Devant la Cour de cassation, il s’agissait ici de savoir si un employeur peut se servir de propos tenus par un de ses salariés dans un courrier électronique pour mettre en place une procédure disciplinaire à son encontre.
 
Dans son arrêt du 2 février 2011, la Haute juridiction estime que le licenciement fondé sur le contenu du email litigieux était justifié puisque, l’e-mail ayant été ouvert pour des raisons légitimes par l’employeur (il avait comme objet « info » et non pas «  personnel »), et qu’il est en rapport direct avec l’activité professionnelle du salarié, il ne peut être considéré comme relevant du droit au respect de la vie privée.
La Cour en conclut que ce courrier électronique « pouvait donc être retenu au soutien d’une procédure disciplinaire ».
Dans une certaine mesure on pourrait dire que la haute juridiction change sa jurisprudence Nikon en acceptant le licenciement du salarié du fait d’un e-mail présent sur son poste de travail.
D’autre part, cet arrêt bien que novateur, reste cependant lui aussi dans la lignée de la jurisprudence Nikon ; en prenant le contrepied des juges du fond, la Cour de cassation ne remet pas fondamentalement en cause la jurisprudence précitée, elle cherche à l’affiner, à la préciser.
Les courriels ayant pour objet « personnel » ou « privé » relèvent toujours du secret des correspondances et donc du droit à la vie privée du salarié sur son lieu de travail.
Concernant les emails dont l’objet semble être en relation directe avec la vie professionnelle du salarié (ceux dont l’objet n’est pas « personnel » ou « privé » donc), ils peuvent être légitimement ouverts par l’employeur ; et leur contenu pourra éventuellement servir à engager une procédure disciplinaire à l’encontre de l’employé récalcitrant.
Et c’est sur ce dernier point que l’arrêt de la Cour de cassation précise la jurisprudence Nikon puisque désormais, dès qu’un courrier électronique sera susceptible d’être en rapport avec l’activité professionnelle du salarié, son caractère privé sera automatiquement évincé.
Ainsi, dès qu’un employeur voudra se séparer d’un de ses salariés, il devra prouver que l’objet intrinsèque du courrier électronique venant appuyer sa requête ait un lien avec l’activité professionnelle du salarié.

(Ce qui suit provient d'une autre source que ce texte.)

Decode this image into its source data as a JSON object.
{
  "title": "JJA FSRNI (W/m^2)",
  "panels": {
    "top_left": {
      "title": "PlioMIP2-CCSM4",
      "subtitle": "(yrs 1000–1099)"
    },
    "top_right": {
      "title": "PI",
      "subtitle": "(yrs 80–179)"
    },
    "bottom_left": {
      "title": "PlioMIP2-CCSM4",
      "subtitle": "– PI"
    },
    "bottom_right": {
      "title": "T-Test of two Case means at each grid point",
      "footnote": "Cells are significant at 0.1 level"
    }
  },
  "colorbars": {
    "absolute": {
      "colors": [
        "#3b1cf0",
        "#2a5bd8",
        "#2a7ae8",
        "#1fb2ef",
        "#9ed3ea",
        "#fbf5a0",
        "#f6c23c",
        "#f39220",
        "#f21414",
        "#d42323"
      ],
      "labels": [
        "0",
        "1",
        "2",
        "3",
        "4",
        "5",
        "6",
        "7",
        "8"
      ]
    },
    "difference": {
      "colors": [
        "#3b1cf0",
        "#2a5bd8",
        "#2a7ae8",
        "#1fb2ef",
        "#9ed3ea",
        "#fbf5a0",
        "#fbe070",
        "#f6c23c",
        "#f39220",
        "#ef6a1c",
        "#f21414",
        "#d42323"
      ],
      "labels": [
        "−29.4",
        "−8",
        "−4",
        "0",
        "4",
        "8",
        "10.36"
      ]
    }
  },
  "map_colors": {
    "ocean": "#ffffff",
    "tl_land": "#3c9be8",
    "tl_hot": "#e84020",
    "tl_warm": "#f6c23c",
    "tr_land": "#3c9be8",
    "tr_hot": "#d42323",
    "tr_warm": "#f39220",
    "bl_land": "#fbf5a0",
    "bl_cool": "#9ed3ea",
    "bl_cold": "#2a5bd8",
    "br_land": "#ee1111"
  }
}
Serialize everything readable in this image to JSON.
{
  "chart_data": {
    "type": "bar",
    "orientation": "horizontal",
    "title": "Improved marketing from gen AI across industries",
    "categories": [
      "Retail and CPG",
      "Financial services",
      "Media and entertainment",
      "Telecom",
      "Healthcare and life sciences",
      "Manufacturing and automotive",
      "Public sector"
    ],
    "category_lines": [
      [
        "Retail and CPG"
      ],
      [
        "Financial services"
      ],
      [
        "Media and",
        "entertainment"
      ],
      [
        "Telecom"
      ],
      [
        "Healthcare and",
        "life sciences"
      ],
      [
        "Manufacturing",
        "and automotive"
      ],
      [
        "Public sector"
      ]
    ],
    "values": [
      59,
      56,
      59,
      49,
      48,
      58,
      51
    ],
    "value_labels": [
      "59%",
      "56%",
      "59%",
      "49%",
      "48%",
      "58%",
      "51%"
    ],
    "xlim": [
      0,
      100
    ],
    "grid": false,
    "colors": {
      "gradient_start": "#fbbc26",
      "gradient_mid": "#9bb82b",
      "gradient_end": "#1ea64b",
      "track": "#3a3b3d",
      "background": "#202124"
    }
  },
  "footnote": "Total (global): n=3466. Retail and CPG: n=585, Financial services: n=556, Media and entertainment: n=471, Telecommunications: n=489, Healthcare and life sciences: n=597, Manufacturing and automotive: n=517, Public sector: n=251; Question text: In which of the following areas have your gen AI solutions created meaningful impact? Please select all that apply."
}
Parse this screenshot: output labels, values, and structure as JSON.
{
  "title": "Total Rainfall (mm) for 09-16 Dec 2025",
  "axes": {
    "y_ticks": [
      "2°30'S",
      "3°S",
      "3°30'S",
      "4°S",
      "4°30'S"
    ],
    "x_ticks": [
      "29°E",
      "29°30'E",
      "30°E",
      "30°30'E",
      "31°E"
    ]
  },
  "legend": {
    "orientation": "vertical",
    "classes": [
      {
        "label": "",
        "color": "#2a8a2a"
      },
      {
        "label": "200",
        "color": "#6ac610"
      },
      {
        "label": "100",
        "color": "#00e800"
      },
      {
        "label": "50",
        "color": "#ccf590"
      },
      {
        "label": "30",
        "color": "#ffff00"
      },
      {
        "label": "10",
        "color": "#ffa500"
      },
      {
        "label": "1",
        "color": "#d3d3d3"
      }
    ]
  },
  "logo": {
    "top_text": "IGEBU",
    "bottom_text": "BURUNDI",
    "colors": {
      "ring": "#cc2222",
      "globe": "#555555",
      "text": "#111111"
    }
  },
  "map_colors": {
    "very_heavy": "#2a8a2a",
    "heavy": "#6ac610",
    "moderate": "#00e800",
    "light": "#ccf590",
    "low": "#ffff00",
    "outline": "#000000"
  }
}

Son ouverture pourra ainsi être légitimée et, si les propos tenus sont injurieux ou portent préjudice à l’entreprise, une procédure disciplinaire pourra être envisagée.
 
La jurisprudence Nikon, auparavant utilisée pour protéger les libertés fondamentales du salarié, pourra désormais être avancée par les employeurs  pour justifier un licenciement pour faute grave.